La bendita lluvia

Fue por allá por donde no llega el agua del río Eufrates y tampoco la del Tigres, donde las piedras se parten solas por el calor del sol, donde los hombres arañan la tierra en desesperación tratando de sacarle algo de vida, donde por miles de años vivieron y sufrieron  ignorados por los Dioses. En esas tierras, un abuelo encorvado rompe los terrones con su azada y un niño lo sigue enterrando la semilla. Es el mediodía, el sol en el cenit los abraza pero siguen trabajando. Deben plantar mucho antes de la noche y rogar que llueva lo suficiente para que las semillas sobrevivan y crezca la comida que la familia necesita.

—Abuelo ¿tú crees que lloverá realmente?— pregunta el muchacho.

—Si hijo, no temas, las lágrimas de Indra salvaran nuestra cosecha.

—¿Por qué estás tan seguro de que la Diosa llorará sobre nuestro plantío?

—La Diosa ama a los hombres y nunca nos abandonará.

—Pero… ¿cómo sabe ella que la necesitamos hoy?

—Porque su compañero, Ashur, se lo dirá.

—¿Cómo sabes tú todo eso abuelo?

El viejo decide que es hora de descansar, se acomodan  a la sombra de unos arbustos, comparten un poco del agua que trajeron de su casa y comienza a contarle al nieto la historia de Indra.

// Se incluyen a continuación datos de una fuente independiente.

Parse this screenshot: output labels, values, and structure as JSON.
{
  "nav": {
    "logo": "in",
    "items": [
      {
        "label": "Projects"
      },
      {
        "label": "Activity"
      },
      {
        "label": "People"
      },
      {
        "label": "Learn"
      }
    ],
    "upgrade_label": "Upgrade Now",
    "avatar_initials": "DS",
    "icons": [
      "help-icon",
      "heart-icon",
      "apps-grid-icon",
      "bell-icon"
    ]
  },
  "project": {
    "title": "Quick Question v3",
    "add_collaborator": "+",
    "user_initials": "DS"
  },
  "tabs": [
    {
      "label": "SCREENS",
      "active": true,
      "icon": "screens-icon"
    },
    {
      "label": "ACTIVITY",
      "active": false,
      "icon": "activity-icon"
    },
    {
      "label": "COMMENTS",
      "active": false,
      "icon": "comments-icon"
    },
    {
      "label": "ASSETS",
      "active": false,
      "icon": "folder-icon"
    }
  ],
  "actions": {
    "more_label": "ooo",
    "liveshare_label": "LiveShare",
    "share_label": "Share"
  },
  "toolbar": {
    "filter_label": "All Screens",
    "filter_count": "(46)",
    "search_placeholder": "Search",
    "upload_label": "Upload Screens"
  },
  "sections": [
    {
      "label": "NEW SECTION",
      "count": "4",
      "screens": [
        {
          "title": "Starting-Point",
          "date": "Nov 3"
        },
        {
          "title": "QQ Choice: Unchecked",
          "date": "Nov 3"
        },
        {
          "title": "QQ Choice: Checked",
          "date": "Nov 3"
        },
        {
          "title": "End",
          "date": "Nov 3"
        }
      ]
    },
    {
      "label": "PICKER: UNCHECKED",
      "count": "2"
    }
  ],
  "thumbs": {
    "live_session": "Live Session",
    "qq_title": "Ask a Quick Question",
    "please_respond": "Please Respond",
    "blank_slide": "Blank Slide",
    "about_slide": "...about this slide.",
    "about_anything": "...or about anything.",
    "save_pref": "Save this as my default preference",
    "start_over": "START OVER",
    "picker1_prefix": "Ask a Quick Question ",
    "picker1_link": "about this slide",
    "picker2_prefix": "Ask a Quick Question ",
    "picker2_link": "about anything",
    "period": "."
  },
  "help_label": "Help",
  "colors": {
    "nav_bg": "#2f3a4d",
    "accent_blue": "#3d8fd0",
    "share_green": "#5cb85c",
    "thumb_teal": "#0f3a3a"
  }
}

—Hace mucho tiempo, cuando los hombres  eran muy pocos y no sabían ser felices, pasaron estas cosas. Los Dioses vivían  más allá de aquellas altas montañas, en un lugar al que los mortales nunca podrán llegar. Anu, el Dios mayor, tenía muchos hijos e hizo muchas leyes que establecían cómo debían comportarse los Dioses. Una de esas leyes era que nunca debían mezclarse con los hombres. Su hija menor Indra, que era  la más linda entre todas las Diosas, jugaba todo el tiempo, reía, cantaba y repartía felicidad por todo su mundo. Su padre, que la adoraba, le permitía muchas cosas y ella a veces se escapaba un poco de las  normas. Las demás Diosas miraban con recelo a Indra por ser la preferida. Y podes creerme hijo mío que no hay nada más peligroso que una Diosa con envidia.

Un día la más mala entre ellas le contó a Indra muchas historias sobre los hombres y la tentó a que fuera a su mundo a conocerlos. Así, la Diosa niña desobedeciendo la regla número uno bajó a la tierra a conocer a los humanos. Mientas caminaba por unos campos  áridos y secos como estos se encontró con un joven pastor, llamado Azur que volvía con su rebaño. Caminaron juntos un tiempo conversando por ese desierto y sin saber muy bien por qué se enamoraron. Indra juró que no sería más Diosa, que solo quería vivir con su amado y éste le prometió que moriría antes de abandonarla. Vivieron muchos años juntos y fueron muy felices. La Diosa  le enseñó a su amante el poder del fuego, el arte de la cosecha, cómo hacer de un puñado de barro una casa y también le dio las leyes que deben seguir los hombres para convivir en paz. Pero lo más valioso que le enseñó Indra fue a reír, a cantar, a amar a los demás y a ser feliz. Cuando el Dios Anu, se enteró de lo que estaba haciendo su hija se enojó muchísimo, la separó de su amante y la condenó a llorar eternamente. “Con tus lágrimas mojarás las tierras de estas bestias” le dijo muy enojado y, desde entonces, Indra nos da la lluvia de sus lágrimas que nos permiten cosechar el trigo.

—Pero… abuelo ¿cómo sabe ella donde se necesita la lluvia?

—Después que Anu condenó a su hija predilecta, sintió pena y le dijo que el castigo sería eterno pero antes le concedería un único deseo y, la muy pícara, le dijo “Necesito a Azur a mi lado  para que me diga cada día sobre que tierras llorar”. Y, aunque Anu no quedó muy conforme, cumplió con el deseo de su hija que ahora, junto a su amado, llora de felicidad todos los días.